ATI RN
ATI Gastrointestinal System Test
1. You’re patient is complaining of abdominal pain during assessment. What is your priority?
- A. Auscultate to determine changes in bowel sounds.
- B. Observe the contour of the abdomen.
- C. Palpate the abdomen for a mass.
- D. Percuss the abdomen to determine if fluid is present.
Correct answer: A
Rationale: When a patient is complaining of abdominal pain, the priority is to auscultate to determine changes in bowel sounds.
2. The nurse is assessing a 71-year-old female client with ulcerative colitis. Which assessment finding related to the family will have the greatest impact on the client's rehabilitation after discharge?

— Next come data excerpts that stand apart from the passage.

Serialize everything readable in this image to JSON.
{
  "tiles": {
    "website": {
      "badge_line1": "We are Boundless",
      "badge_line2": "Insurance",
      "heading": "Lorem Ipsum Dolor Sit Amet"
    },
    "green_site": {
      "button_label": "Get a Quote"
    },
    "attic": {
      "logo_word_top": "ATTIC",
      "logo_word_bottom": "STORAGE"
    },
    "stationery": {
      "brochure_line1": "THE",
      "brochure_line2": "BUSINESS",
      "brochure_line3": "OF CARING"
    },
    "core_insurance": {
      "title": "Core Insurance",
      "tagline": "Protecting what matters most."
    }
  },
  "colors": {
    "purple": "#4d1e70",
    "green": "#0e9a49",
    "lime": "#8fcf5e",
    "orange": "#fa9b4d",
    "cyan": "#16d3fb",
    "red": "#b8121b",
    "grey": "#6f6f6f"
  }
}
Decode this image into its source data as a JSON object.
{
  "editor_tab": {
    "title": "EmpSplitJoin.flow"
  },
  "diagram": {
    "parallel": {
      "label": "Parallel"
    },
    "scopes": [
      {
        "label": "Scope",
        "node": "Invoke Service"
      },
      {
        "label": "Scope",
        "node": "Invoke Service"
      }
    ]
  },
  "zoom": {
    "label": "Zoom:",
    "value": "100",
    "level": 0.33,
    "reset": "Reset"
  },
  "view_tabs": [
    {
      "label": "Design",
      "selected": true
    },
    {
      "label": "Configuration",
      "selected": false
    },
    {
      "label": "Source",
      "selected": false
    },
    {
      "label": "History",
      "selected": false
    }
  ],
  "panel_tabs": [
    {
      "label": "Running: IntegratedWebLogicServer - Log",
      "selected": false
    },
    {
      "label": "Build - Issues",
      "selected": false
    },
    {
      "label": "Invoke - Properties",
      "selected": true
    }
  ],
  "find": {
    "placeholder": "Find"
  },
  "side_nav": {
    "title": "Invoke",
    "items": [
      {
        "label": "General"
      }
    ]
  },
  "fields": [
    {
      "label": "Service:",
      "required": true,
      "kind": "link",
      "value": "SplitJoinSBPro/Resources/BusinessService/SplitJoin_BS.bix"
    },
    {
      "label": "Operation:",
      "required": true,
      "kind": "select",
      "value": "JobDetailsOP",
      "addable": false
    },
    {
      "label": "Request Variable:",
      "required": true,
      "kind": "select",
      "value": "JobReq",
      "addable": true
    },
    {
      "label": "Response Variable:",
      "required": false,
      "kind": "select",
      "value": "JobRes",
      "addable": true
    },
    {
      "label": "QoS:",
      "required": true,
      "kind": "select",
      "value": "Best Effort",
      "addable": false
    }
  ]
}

- A. The family's ability to take care of the client's special diet needs
- B. The family's expectation that the client will resume responsibilities and role-related activities
- C. Emotional support from the family
- D. The family's ability to understand the ups and downs of the illness
Correct answer: C
Rationale: Emotional support from the family is the main need. A special diet doesn't focus on emotional needs. Role expectations don't address the main issue, but emotional support while the client is fulfilling these roles is important. The family's ability to understand the ups and downs of the illness will help them but not the client.
3. After an abdominal resection for colon cancer, Madeline returns to her room with a Jackson-Pratt drain in place. The purpose of the drain is to:
- A. Irrigate the incision with a saline solution.
- B. Prevent bacterial infection of the incision.
- C. Measure the amount of fluid lost after surgery.
- D. Prevent accumulation of drainage in the wound.
Correct answer: D
Rationale: The purpose of the Jackson-Pratt drain is to prevent the accumulation of drainage in the wound after an abdominal resection.
4. When assessing the client with celiac disease, the nurse can expect to find which of the following?
- A. Steatorrhea
- B. Jaundiced sclerae
- C. Clay-colored stools
- D. Widened pulse pressure
Correct answer: A
Rationale: Because celiac disease destroys the absorbing surface of the intestine, fat isn't absorbed but is passed in the stool. Steatorrhea is bulky, fatty stools that have a foul odor. Jaundiced sclerae result from elevated bilirubin levels. Clay-colored stools are seen with biliary disease when bile flow is blocked. Celiac disease doesn't cause a widened pulse pressure.
5. You have a patient with achalasia (incomplete muscle relaxation of the GI tract, especially sphincter muscles). Which medications do you anticipate to administer?
- A. Isosorbide dinitrate (Isordil)
- B. Digoxin (Lanoxin)
- C. Captopril (Capoten)
- D. Propanolol (Inderal)
Correct answer: A
Rationale: Isosorbide dinitrate (Isordil) is a medication used to relax the muscles of the GI tract in patients with achalasia.